As El'Zabar says, "We can go from an small kind of whisper, to an intense high-volume
level easily. Using African drums, a trombone, and a saxophone could sound like
one gurgle. But because of the skill each of us brings to our instruments, it
doesn't sound muddled." This is the Ethnic Heritage Ensemble's third record with its current lineup,
and you can smell the momentum smoking out of the speakers. El'Zabar and Murray
play a deep rhythm, a bottomless beat-well whose endless patterns and timbres
reverberate around each other like frogs hopping into each other's mouths. Bowie
and Dawkins flip every sound inside out, turning each note over until it divides
into an outer shell and inner core, then melts back together. Bowie's pointed,
rapid-fire sound-grenades are pyrotechnic. Dawkins' helium-infused flights into
the upper register lift skyward so incrementally it feels like it's the earth
and not his sound that's moving. One could spend years mapping the high points on Ka-Real: El'Zabar's bone-melting
thumb piano cycle on "Great Black Music"; Dawkins' stunning lung-muscle solo on
"Hang Tough"; Bowie's machine-gun note-flares on "The Christening". Each song
is like an album of its own, but the disc's best mini-environment is "Ka-Real,"
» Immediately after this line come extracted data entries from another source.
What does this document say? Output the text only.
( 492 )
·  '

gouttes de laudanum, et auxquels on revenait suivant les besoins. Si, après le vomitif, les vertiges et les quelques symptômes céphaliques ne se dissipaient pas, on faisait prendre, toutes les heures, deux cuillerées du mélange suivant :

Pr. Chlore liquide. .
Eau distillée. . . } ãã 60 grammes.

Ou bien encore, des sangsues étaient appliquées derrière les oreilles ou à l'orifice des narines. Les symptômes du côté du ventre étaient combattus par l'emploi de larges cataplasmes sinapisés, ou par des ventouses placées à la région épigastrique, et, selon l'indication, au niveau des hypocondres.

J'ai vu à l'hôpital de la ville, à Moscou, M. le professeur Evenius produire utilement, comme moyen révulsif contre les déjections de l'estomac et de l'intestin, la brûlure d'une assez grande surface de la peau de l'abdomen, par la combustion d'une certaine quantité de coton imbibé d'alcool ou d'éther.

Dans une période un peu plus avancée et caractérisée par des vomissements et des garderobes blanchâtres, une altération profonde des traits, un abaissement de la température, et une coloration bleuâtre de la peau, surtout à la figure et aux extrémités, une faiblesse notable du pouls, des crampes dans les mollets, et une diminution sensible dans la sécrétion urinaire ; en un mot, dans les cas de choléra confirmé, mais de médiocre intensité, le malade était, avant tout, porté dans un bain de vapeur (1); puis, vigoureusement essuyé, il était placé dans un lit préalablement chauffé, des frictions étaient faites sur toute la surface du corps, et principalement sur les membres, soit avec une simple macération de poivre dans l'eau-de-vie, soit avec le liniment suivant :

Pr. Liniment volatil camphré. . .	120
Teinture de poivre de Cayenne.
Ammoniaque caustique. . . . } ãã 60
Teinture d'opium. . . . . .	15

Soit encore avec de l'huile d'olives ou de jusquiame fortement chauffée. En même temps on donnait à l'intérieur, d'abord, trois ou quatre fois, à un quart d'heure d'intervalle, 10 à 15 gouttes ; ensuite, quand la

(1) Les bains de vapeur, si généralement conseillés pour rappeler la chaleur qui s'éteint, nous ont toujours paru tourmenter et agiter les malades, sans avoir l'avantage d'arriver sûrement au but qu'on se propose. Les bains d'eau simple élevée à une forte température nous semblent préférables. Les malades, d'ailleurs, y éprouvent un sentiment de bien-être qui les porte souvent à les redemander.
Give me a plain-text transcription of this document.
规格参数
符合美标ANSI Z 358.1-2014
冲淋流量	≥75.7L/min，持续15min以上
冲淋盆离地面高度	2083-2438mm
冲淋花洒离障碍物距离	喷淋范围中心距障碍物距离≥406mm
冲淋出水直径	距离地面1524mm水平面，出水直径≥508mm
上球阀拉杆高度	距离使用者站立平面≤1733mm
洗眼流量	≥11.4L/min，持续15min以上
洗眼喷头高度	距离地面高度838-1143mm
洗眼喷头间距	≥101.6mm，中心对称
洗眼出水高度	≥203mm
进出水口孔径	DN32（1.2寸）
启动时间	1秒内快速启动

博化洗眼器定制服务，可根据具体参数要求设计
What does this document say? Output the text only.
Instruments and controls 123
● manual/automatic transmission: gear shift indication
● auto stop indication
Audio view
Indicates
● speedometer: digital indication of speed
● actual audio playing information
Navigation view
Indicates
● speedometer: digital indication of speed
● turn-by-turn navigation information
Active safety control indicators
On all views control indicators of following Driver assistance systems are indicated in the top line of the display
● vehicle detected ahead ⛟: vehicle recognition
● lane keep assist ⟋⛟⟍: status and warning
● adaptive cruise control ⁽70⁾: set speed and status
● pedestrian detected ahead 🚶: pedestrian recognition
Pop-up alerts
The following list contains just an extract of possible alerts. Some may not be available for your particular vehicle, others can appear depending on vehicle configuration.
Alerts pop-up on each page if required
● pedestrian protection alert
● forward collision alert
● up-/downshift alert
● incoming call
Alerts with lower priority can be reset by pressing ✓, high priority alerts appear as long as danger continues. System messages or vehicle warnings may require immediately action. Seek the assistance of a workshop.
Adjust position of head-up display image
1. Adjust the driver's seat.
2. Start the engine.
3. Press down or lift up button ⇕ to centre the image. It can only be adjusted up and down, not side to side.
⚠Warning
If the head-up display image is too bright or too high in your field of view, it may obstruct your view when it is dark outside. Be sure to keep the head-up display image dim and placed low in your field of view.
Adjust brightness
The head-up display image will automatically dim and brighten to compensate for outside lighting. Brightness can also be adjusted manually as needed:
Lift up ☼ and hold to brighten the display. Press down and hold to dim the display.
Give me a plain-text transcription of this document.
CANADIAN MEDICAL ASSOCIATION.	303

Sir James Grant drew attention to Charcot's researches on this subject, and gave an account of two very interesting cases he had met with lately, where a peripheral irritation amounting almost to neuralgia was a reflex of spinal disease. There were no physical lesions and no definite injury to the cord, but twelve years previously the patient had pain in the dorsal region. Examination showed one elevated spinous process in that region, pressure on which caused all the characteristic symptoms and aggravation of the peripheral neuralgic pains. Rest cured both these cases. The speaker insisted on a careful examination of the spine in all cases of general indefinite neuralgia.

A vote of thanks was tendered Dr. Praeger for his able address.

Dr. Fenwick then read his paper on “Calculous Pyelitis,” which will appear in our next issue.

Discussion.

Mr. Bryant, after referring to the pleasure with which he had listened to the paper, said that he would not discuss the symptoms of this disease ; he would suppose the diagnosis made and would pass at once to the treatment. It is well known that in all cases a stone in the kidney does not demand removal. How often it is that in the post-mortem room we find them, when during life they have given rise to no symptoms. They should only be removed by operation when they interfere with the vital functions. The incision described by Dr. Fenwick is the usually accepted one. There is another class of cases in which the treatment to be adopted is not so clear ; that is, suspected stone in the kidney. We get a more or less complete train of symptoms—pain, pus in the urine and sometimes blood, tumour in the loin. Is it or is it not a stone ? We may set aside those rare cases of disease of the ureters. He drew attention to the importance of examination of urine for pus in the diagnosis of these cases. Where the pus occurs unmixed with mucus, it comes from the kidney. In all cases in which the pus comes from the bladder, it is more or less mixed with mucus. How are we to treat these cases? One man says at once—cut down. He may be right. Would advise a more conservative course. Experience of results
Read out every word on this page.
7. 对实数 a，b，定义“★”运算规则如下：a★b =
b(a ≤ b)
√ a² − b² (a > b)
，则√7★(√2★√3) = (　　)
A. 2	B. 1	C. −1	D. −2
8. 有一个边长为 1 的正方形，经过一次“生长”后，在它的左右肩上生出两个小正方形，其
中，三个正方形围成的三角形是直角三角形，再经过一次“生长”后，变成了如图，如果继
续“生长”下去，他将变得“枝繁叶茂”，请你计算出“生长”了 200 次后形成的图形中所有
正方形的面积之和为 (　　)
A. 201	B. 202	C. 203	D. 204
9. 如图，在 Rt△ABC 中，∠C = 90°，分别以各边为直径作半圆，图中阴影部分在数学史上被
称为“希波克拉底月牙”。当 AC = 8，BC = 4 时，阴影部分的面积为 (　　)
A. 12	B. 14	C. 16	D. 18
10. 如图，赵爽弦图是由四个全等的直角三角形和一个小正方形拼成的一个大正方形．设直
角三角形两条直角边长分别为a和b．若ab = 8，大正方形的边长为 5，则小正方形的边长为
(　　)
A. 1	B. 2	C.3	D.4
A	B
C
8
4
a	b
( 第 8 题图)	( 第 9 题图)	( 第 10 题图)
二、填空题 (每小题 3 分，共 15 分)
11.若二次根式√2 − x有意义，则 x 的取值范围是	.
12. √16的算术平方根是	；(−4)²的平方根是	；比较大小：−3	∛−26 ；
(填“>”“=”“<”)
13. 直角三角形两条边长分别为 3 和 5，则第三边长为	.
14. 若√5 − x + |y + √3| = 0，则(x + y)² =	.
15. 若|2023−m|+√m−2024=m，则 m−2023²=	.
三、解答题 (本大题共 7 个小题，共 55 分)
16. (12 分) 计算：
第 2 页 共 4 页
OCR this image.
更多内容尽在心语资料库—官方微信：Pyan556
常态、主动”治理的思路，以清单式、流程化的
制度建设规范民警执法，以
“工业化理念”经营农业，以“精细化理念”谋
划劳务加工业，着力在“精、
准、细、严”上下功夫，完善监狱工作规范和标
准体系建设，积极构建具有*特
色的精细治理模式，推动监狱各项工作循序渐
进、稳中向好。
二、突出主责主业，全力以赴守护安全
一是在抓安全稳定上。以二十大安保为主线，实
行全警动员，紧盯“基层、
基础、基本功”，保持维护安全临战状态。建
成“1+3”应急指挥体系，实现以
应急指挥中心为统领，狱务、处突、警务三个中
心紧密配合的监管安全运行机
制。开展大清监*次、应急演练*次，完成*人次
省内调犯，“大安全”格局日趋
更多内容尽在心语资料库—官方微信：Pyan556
a drifting, cloudy globe of hidden, ghostly sound. Joe Bowie's composition floats
above the other tunes, haunting the album like a shapeless spectre. "I wanted
to create the traditional ballad feel, but with the freedom rhythmically to flow
around that feel," says Bowie. "Like a ballad with an aura of fog around it, which
gives it room to just go anywhere."
The Ethnic Heritage Ensemble's patient devotion to timeless motion blurs past,
present, and future. This band has happened, is happening, will happen - all at
exactly the same time. "The future of the group happened years ago," El'Zabar
says. "We're in this information period where shit is thrown real quick, a lot
of us miss it. But those of us who take our time, think about it, and feel it,
we're going to come out with some useful stuff."